Often stirred up for a Christmas party or a firefighter’s fundraiser, the basic elements of boilo are sliced oranges and lemons, squeezed and cooked in water or ginger ale, along with pounds of honey, spices, and the occasional handful of raisins. The mixture is brought to a boil (one folk etymology claims that the name comes from “boil over,” which is very easy for a foamy, sugary pot of honey and sugar water to do), and then the heat is lowered to let the spices and citrus peels infuse the brew. Only after the mixture is removed from the heat and strained is the whiskey added, since legends tell of boilo explosions from fire meeting a dribble of flammable Four Queens whiskey.

A riff on an Eastern European spirit, boilo is rooted deep in Pennsylvania coal country.
A riff on an Eastern European spirit, boilo is rooted deep in Pennsylvania coal country.

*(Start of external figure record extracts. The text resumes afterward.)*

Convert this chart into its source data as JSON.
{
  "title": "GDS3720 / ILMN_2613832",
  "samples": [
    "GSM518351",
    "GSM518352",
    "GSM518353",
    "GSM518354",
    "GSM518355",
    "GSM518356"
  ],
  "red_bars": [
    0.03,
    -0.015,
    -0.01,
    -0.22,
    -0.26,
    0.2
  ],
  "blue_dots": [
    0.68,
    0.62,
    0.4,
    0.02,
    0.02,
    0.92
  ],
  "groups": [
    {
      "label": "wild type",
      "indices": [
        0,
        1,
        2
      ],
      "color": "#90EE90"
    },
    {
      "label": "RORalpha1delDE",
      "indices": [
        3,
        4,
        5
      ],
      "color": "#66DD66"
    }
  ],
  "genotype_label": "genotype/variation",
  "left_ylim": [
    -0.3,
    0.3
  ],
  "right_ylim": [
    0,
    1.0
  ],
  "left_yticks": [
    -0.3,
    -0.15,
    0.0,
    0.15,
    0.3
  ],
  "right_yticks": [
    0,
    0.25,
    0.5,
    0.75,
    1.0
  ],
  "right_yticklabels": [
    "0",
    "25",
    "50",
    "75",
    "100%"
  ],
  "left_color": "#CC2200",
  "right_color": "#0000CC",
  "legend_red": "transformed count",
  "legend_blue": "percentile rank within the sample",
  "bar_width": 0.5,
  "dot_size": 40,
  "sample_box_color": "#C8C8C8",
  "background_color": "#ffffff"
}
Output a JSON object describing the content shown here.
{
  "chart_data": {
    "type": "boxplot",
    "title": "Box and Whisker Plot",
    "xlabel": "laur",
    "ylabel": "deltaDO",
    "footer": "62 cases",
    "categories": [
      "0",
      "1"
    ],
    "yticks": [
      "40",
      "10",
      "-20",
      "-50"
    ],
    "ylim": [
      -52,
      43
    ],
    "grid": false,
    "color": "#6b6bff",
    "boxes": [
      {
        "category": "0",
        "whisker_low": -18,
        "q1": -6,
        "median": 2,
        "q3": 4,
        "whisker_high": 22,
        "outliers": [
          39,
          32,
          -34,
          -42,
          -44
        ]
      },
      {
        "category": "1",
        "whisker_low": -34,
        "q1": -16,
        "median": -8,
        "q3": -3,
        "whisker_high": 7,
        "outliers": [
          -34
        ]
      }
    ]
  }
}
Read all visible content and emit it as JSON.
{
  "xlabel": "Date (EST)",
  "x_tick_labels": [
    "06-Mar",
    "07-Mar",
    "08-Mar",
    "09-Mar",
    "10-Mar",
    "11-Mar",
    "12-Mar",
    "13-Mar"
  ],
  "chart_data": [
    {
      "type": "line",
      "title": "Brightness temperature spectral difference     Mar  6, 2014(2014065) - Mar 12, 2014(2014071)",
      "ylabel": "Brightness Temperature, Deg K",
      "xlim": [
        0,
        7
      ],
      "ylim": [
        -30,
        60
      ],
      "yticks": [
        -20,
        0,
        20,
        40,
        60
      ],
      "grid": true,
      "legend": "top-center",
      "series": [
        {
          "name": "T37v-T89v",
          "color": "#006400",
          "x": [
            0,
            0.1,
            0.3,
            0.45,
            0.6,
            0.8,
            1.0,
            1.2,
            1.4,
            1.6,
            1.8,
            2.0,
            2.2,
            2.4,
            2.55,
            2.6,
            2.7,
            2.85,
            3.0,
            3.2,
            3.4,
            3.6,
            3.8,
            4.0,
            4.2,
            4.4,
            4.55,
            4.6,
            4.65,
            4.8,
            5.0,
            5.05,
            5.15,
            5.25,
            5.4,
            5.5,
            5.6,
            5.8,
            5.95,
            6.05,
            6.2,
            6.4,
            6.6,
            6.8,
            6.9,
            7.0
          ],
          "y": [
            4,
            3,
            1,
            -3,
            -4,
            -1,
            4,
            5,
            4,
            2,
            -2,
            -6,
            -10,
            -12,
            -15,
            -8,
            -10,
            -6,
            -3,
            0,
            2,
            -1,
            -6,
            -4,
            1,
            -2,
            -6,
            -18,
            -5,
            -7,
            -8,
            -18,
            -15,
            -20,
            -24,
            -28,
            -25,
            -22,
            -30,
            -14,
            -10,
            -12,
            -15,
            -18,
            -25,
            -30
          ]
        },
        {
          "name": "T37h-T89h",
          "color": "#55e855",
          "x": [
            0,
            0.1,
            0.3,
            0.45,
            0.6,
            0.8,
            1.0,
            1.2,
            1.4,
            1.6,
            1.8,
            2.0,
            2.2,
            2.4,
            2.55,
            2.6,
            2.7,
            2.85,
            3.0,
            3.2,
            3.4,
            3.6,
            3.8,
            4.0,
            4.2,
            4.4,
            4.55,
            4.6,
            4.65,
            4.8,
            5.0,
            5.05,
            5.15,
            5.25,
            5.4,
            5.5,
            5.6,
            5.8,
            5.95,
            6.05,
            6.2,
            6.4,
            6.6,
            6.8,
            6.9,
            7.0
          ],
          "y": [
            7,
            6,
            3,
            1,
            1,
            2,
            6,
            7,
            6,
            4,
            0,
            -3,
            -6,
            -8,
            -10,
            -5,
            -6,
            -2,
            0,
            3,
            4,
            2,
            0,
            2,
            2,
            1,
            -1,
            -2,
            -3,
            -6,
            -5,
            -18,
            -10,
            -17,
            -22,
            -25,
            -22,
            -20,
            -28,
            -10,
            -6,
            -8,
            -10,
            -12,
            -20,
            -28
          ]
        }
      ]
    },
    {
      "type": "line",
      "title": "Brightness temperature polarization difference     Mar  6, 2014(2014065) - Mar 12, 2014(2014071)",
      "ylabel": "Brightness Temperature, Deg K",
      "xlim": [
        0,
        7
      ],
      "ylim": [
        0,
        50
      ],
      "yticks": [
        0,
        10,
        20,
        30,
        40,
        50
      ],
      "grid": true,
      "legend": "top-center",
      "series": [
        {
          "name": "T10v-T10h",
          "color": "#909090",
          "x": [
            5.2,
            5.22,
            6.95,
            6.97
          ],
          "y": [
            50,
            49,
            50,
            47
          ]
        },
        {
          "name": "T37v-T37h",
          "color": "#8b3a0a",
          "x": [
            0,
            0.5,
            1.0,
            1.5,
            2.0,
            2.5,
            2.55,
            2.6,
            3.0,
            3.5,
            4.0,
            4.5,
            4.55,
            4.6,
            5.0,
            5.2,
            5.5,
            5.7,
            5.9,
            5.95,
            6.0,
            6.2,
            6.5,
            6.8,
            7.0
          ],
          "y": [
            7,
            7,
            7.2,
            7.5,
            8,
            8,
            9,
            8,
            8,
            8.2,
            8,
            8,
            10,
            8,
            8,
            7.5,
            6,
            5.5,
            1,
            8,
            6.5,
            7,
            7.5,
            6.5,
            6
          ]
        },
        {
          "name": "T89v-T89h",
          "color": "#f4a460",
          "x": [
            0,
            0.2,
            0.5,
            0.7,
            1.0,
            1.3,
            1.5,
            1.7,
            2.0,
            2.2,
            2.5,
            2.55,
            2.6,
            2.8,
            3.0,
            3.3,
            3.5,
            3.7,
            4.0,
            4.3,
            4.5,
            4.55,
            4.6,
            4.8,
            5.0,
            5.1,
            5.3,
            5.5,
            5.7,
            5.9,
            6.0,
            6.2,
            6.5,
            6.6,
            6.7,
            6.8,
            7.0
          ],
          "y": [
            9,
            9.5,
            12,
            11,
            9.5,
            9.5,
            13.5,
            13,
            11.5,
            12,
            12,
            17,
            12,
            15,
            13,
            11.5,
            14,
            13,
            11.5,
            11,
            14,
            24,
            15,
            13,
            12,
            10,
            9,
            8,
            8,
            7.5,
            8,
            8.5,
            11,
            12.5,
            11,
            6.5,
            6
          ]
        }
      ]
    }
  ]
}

While boilo’s range is firmly in coal country, its origins lie over the Atlantic. Lithuanian immigrants coming to work in Pennsylvania’s anthracite coal mines brought their krupnikas honey liqueur with them. Krupnikas does share some similarities with its coal-country cousin, such as its spice-and-honey flavoring and the fact that it’s often whipped up at home for special occasions. But stateside, boilo-makers often use the drink as a canvas for creativity. Additions from mint to cranberries are fair game, though purists often butt heads over what constitutes authentic boilo.

Four Queens whiskey, though, has long been crowned as the boilo go-to. Originally produced in Philadelphia in the first half of the 20th century, the label is now owned by Laird & Company, a New Jersey-based distiller. Thomas Alberico, vice president of sales and marketing at Laird, calls himself the company’s “official-unofficial boilo expert.” According to him, Four Queens wouldn’t have lasted into the 21st century, were it not for boilo. Cheap, strong, and local, it became the liquor of choice for “the economical fireman, coal-worker, or homemaker who decided to make boilo,” he says. Overall, the company doesn’t sell very many cases of it yearly. But he doesn’t see it going anywhere soon. “If they ever got rid of it, there’d be a revolt in northeastern Pennsylvania where all the boilo-lovers live,” he chortles.

Boilo, which is often stored and delivered to loved ones in mason jars, is not a drink to make in small doses (though it’s probably better to drink it that way). So if you do want to make a winter warmer worthy of a hardworking coal miner, boil up this big batch of boilo and sip it all season.

Citrus and spice make the boilo taste nice.
Citrus and spice make the boilo taste nice.


Boilo

Adapted from The Patriot-News


Yields three 16-ounce mason jars of boilo, plus some extra.

3 oranges
2 lemons
2 cups honey
2 cups water
¼ cup raisins
2 cinnamon sticks
½ teaspoon caraway seeds
½ teaspoon whole cloves
½ teaspoon whole allspice berries
½ teaspoon whole black peppercorns
1 750-milliliter bottle Four Queens whiskey, if available. If not, substitute a blended whiskey of your choice.

1. Wash the oranges and lemons and halve them, leaving the peels on. Squeeze their juice into a large stovetop pot. Then, add the citrus halves to the pot, as well as the rest of the ingredients, except for the whiskey.

2. Bring the mixture to a boil, stirring to dissolve the honey. Then, lower the heat, cover, and simmer gently for 40 minutes. Too much heat will cause the boilo to foam and, you guessed it, boil over.

3. After 40 minutes, remove the boilo from the heat, and strain the mixture into a large heat-safe container, discarding the spices and citrus halves. Then, stir in the whiskey. Serve the boilo hot or warm in shot glasses. Pour any extra into mason jars and refrigerate.